31 Temmuz 2017 Pazartesi

bugün bir temmuz sonu, aylardır sesini duymadığım bir insandan aldığım telefonda, keşke yanımda olsan, enerjine çok ihtiyacım var diyordu ses.

iyi gelmesini isteyebileceğimiz bir ses oluyor bazen. ben en çok her şey güzel olacak demeyi seviyorum. kendi kendimize dönüp baktığımızda, sorduğumuzda tüm cevapları da aldığımız bir hayat aslında. koşturmacadan uzak, dengeli ve güvenli bir hayat arayışında aslında süreklilik halindeki değişimlerimizi bize hatırlatan bir iç ses arıyoruz. özgürleşmeye çalışırken direnç gösteriyoruz ama bir tarafımız bizim için iyi olanı hep biliyor. neyse ki telefonlar mesafeleri unutturuyor.

bazı insanlar iyi ki varlar. tüm korkularıyla, tüm teslimiyetleriyle. çünkü varlığınıza anlam katan, öyle de farklı hissettiren insanlar onlar.

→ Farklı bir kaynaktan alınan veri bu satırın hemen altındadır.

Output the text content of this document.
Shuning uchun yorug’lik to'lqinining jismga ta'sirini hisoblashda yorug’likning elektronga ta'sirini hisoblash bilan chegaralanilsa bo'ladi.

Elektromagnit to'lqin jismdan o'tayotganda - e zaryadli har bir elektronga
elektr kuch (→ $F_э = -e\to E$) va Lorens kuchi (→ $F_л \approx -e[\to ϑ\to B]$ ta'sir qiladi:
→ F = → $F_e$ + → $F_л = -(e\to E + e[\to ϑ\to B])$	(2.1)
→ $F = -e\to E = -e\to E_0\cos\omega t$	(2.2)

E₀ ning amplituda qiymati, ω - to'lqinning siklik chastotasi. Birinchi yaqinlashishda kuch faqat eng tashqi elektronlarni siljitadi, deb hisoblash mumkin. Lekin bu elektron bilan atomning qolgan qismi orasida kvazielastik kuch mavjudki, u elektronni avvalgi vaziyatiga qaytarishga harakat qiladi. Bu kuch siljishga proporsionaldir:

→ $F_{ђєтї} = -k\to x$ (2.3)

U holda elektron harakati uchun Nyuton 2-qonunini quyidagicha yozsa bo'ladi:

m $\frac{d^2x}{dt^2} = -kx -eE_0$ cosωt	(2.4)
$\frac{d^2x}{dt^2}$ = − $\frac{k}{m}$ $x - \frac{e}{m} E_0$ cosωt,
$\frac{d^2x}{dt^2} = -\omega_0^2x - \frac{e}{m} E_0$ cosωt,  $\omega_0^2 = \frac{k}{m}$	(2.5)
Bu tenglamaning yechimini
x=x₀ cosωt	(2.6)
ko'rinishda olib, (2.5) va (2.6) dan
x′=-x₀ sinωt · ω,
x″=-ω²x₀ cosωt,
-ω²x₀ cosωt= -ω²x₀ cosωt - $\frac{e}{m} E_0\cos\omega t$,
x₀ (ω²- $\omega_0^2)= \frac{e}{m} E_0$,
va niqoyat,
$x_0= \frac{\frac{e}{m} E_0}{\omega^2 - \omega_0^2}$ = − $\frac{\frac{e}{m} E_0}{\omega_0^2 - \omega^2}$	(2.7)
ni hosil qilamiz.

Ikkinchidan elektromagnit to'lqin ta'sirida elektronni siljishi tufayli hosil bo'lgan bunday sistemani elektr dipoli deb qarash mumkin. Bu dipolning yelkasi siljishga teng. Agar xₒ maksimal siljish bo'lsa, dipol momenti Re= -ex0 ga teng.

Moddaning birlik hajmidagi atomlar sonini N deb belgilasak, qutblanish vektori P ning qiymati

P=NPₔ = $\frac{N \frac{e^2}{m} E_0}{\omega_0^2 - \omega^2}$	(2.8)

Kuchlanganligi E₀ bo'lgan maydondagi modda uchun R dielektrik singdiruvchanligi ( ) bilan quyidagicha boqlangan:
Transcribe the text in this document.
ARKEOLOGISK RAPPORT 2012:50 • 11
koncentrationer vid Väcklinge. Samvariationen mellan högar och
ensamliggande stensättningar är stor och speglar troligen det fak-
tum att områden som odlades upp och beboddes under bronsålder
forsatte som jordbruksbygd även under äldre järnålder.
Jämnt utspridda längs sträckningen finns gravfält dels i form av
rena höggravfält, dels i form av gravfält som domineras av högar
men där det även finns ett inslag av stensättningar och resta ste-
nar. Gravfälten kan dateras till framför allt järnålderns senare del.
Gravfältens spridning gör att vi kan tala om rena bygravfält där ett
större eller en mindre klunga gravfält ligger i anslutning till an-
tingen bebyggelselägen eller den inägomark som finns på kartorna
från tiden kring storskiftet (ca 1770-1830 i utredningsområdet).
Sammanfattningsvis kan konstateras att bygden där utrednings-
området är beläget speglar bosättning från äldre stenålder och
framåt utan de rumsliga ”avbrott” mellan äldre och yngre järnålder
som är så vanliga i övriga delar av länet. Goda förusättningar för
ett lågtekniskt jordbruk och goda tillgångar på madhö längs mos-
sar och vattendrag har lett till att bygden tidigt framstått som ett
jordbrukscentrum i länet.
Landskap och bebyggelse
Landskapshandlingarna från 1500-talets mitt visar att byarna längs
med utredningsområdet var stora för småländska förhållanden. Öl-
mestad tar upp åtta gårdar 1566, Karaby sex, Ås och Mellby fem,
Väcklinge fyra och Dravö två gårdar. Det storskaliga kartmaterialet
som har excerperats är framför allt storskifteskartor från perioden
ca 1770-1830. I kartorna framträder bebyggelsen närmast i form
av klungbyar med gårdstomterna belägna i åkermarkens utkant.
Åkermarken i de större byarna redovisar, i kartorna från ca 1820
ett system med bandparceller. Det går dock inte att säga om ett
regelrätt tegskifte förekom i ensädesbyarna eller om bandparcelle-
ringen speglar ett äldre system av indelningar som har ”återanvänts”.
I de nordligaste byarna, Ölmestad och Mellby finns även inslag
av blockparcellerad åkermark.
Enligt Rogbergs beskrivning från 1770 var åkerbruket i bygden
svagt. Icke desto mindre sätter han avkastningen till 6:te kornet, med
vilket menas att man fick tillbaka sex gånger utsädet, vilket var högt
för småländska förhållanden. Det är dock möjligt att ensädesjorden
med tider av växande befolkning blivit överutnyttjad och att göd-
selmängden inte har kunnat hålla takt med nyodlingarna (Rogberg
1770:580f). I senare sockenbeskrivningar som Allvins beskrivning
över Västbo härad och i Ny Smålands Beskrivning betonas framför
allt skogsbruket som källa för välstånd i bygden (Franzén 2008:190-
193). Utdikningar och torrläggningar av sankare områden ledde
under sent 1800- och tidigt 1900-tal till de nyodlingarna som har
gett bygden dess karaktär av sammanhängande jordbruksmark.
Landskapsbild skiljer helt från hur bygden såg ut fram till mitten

böyle bin bir çeşit insandan bahsediyoruz, ingilicce bi söz var 'you are not a drop in the ocean, you are the entire ocean in a drop' diyor. okyanusta bir damla değilsin, bir damladaki okyanussun diyor. karakterini geliştiren, gelişimini takip edebilen insanlar daha kolay değişim gösterebiliyor kanımca.

sevgi dolu bu satırlardan Eğitim Günlükleri 3'e atlamak gerekiyor burada. çünkü insan olmanın gereği bu noktada, (bildiğimiz kadarıyla) hayatı üzerine düşünüp sorgulayan bir yapıda olan tek canlılarız. şu an işim gereği öğrenmeyi öğrenmek üzerine çalışıyorum. az önce dinlediğim bir eğitim videosunda da çocukların beynin yapısını öğrendiklerinde, başarısızlığın kalıcı olmadığını bildiklerinde yine çabaları artıyor ve bunun da üstesinden gelebiliyorlar. aslında bunun yetişkin versiyonunda da acıların kalıcı olmadığını, bunu kalıcı hale getirenin yine biz olduğumuzu, bunun üstesinden gelebileceğimizi görüyoruz çok net.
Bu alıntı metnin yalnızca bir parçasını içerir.